Profiles are univariate and interpretable on tree structures.

Efficient algorithms for computing these profiles are developed.

Abstract

This report addresses state inference for hidden Markov models. These models rely on unobserved states, which often have a meaningful interpretation. This makes it necessary to develop diagnostic tools for quantification of state uncertainty. The entropy of the state sequence that explains an observed sequence for a given hidden Markov chain model can be considered as the canonical measure of state sequence uncertainty.
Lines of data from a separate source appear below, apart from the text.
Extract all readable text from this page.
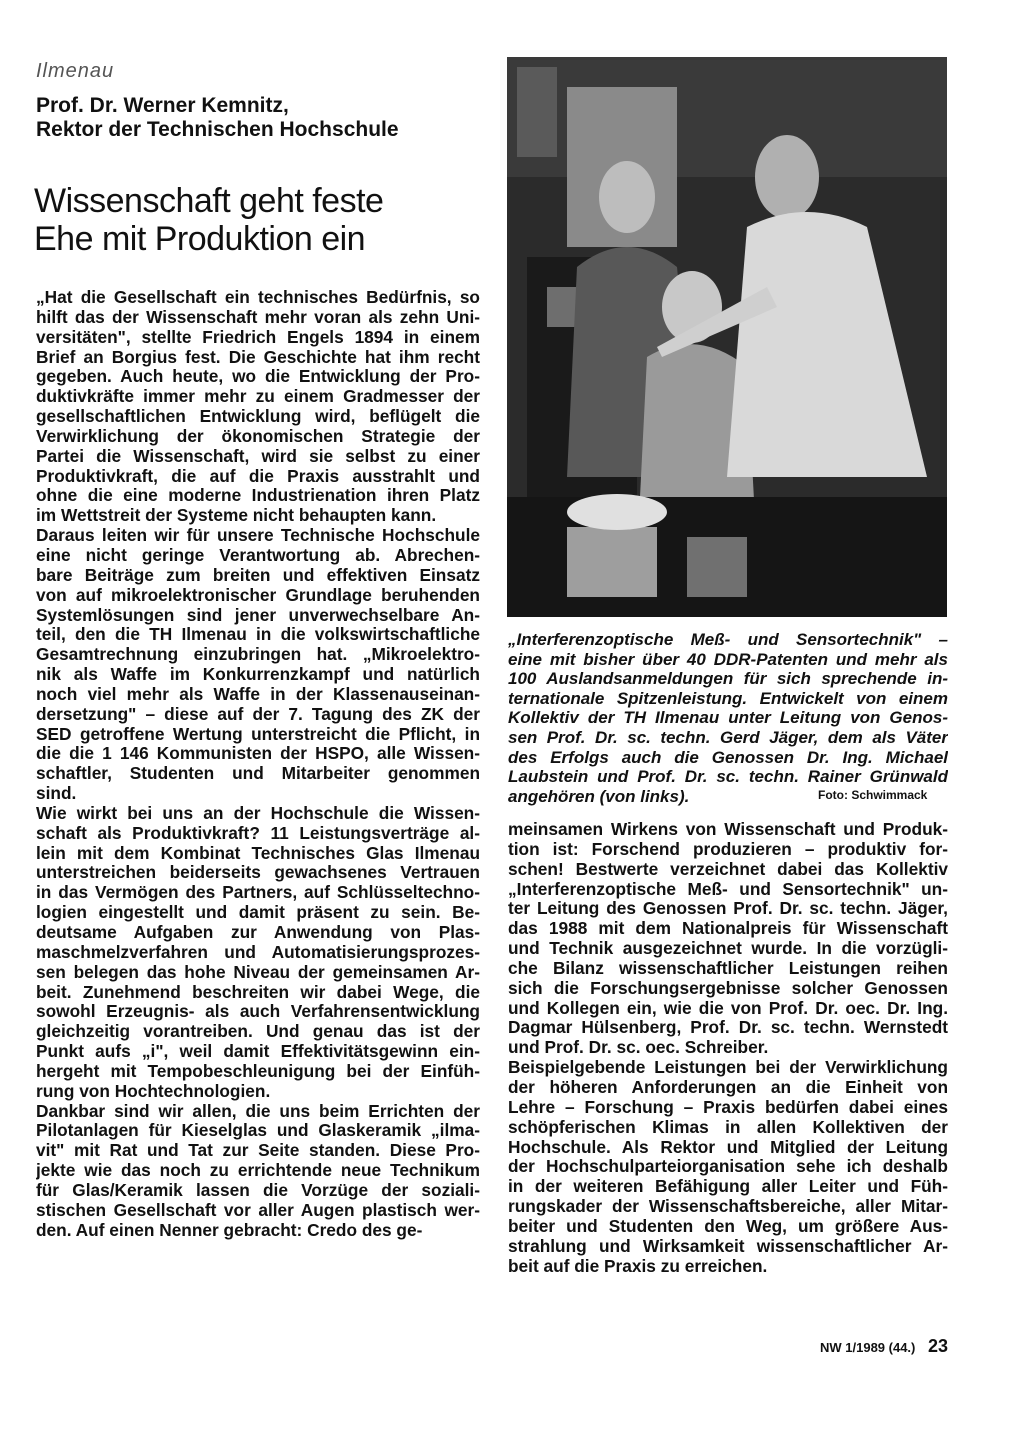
Ilmenau
Prof. Dr. Werner Kemnitz,
Rektor der Technischen Hochschule
Wissenschaft geht feste
Ehe mit Produktion ein
„Hat die Gesellschaft ein technisches Bedürfnis, so
hilft das der Wissenschaft mehr voran als zehn Uni-
versitäten", stellte Friedrich Engels 1894 in einem
Brief an Borgius fest. Die Geschichte hat ihm recht
gegeben. Auch heute, wo die Entwicklung der Pro-
duktivkräfte immer mehr zu einem Gradmesser der
gesellschaftlichen Entwicklung wird, beflügelt die
Verwirklichung der ökonomischen Strategie der
Partei die Wissenschaft, wird sie selbst zu einer
Produktivkraft, die auf die Praxis ausstrahlt und
ohne die eine moderne Industrienation ihren Platz
im Wettstreit der Systeme nicht behaupten kann.
Daraus leiten wir für unsere Technische Hochschule
eine nicht geringe Verantwortung ab. Abrechen-
bare Beiträge zum breiten und effektiven Einsatz
von auf mikroelektronischer Grundlage beruhenden
Systemlösungen sind jener unverwechselbare An-
teil, den die TH Ilmenau in die volkswirtschaftliche
Gesamtrechnung einzubringen hat. „Mikroelektro-
nik als Waffe im Konkurrenzkampf und natürlich
noch viel mehr als Waffe in der Klassenauseinan-
dersetzung" – diese auf der 7. Tagung des ZK der
SED getroffene Wertung unterstreicht die Pflicht, in
die die 1 146 Kommunisten der HSPO, alle Wissen-
schaftler, Studenten und Mitarbeiter genommen
sind.
Wie wirkt bei uns an der Hochschule die Wissen-
schaft als Produktivkraft? 11 Leistungsverträge al-
lein mit dem Kombinat Technisches Glas Ilmenau
unterstreichen beiderseits gewachsenes Vertrauen
in das Vermögen des Partners, auf Schlüsseltechno-
logien eingestellt und damit präsent zu sein. Be-
deutsame Aufgaben zur Anwendung von Plas-
maschmelzverfahren und Automatisierungsprozes-
sen belegen das hohe Niveau der gemeinsamen Ar-
beit. Zunehmend beschreiten wir dabei Wege, die
sowohl Erzeugnis- als auch Verfahrensentwicklung
gleichzeitig vorantreiben. Und genau das ist der
Punkt aufs „i", weil damit Effektivitätsgewinn ein-
hergeht mit Tempobeschleunigung bei der Einfüh-
rung von Hochtechnologien.
Dankbar sind wir allen, die uns beim Errichten der
Pilotanlagen für Kieselglas und Glaskeramik „ilma-
vit" mit Rat und Tat zur Seite standen. Diese Pro-
jekte wie das noch zu errichtende neue Technikum
für Glas/Keramik lassen die Vorzüge der soziali-
stischen Gesellschaft vor aller Augen plastisch wer-
den. Auf einen Nenner gebracht: Credo des ge-
„Interferenzoptische Meß- und Sensortechnik" –
eine mit bisher über 40 DDR-Patenten und mehr als
100 Auslandsanmeldungen für sich sprechende in-
ternationale Spitzenleistung. Entwickelt von einem
Kollektiv der TH Ilmenau unter Leitung von Genos-
sen Prof. Dr. sc. techn. Gerd Jäger, dem als Väter
des Erfolgs auch die Genossen Dr. Ing. Michael
Laubstein und Prof. Dr. sc. techn. Rainer Grünwald
angehören (von links).	Foto: Schwimmack
meinsamen Wirkens von Wissenschaft und Produk-
tion ist: Forschend produzieren – produktiv for-
schen! Bestwerte verzeichnet dabei das Kollektiv
„Interferenzoptische Meß- und Sensortechnik" un-
ter Leitung des Genossen Prof. Dr. sc. techn. Jäger,
das 1988 mit dem Nationalpreis für Wissenschaft
und Technik ausgezeichnet wurde. In die vorzügli-
che Bilanz wissenschaftlicher Leistungen reihen
sich die Forschungsergebnisse solcher Genossen
und Kollegen ein, wie die von Prof. Dr. oec. Dr. Ing.
Dagmar Hülsenberg, Prof. Dr. sc. techn. Wernstedt
und Prof. Dr. sc. oec. Schreiber.
Beispielgebende Leistungen bei der Verwirklichung
der höheren Anforderungen an die Einheit von
Lehre – Forschung – Praxis bedürfen dabei eines
schöpferischen Klimas in allen Kollektiven der
Hochschule. Als Rektor und Mitglied der Leitung
der Hochschulparteiorganisation sehe ich deshalb
in der weiteren Befähigung aller Leiter und Füh-
rungskader der Wissenschaftsbereiche, aller Mitar-
beiter und Studenten den Weg, um größere Aus-
strahlung und Wirksamkeit wissenschaftlicher Ar-
beit auf die Praxis zu erreichen.
NW 1/1989 (44.) 23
This canonical measure of state sequence uncertainty is not reflected by the classic multivariate state profiles computed by the smoothing algorithm, which summarizes the possible state sequences. Here, we introduce a new type of profiles which have the following properties: (i) these profiles of conditional entropies are a decomposition of the canonical measure of state sequence uncertainty along the sequence and makes it possible to localize this uncertainty, (ii) these profiles are univariate and thus remain easily interpretable on tree structures. We show how to extend the smoothing algorithms for hidden Markov chain and tree models to compute these entropy profiles efficiently.